University of Michigan, Ann Arbor, MI, USA.
Measures for Justice, Rochester, NY, USA.
Sci Adv. 2023 Mar 3;9(9):eabq8123. doi: 10.1126/sciadv.abq8123.
Researchers working with administrative crime data often must classify offense narratives into a common scheme for analysis purposes. No comprehensive standard currently exists, nor is there a mapping tool to transform raw descriptions into offense types. This paper introduces a new schema, the Uniform Crime Classification Standard (UCCS), and the Text-based Offense Classification (TOC) tool to address these shortcomings. The UCCS schema draws from existing efforts, aiming to better reflect offense severity and improve type disambiguation. The TOC tool is a machine learning algorithm that uses a hierarchical, multilayer perceptron classification framework, built on 313,209 hand-coded offense descriptions from 24 states, to translate raw descriptions into UCCS codes. We test how variations in data processing and modeling approaches affect recall, precision, and F1 scores to assess their relative influence on model performance. The code scheme and classification tool are collaborations between Measures for Justice and the Criminal Justice Administrative Records System.

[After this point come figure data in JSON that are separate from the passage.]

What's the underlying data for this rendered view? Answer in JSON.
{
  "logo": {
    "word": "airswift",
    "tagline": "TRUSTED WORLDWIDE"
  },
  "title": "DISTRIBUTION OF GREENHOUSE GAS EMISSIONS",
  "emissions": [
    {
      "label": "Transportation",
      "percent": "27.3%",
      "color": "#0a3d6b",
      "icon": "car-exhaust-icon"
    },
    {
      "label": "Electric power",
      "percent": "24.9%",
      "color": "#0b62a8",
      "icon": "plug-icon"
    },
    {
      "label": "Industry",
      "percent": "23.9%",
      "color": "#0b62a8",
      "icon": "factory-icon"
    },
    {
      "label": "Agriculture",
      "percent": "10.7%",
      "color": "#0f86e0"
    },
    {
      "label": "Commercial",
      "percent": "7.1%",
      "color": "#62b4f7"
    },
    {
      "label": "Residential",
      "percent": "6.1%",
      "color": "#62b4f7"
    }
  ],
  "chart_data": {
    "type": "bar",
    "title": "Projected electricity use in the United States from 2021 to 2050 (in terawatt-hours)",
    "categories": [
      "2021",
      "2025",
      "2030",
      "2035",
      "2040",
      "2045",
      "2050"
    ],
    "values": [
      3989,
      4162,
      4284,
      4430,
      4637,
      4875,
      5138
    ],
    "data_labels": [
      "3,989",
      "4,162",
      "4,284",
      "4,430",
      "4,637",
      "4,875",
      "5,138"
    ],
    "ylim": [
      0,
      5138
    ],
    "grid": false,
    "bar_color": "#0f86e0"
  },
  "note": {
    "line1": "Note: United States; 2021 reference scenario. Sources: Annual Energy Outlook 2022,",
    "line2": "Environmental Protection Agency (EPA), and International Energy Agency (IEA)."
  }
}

研究人员在处理行政犯罪数据时,经常需要将犯罪叙述分类为通用方案,以便进行分析。目前没有全面的标准,也没有将原始描述转换为犯罪类型的映射工具。本文介绍了一种新的方案,即统一犯罪分类标准(UCCS)和基于文本的犯罪分类(TOC)工具,以解决这些问题。UCCS 方案借鉴了现有成果,旨在更好地反映犯罪严重程度并提高类型的明确性。TOC 工具是一种机器学习算法,它使用分层多层感知器分类框架,基于来自 24 个州的 313,209 个手工编码的犯罪描述,将原始描述转换为 UCCS 代码。我们测试了数据处理和建模方法的变化如何影响召回率、精度和 F1 分数,以评估它们对模型性能的相对影响。该代码方案和分类工具是 Measures for Justice 与刑事司法行政记录系统之间的合作成果。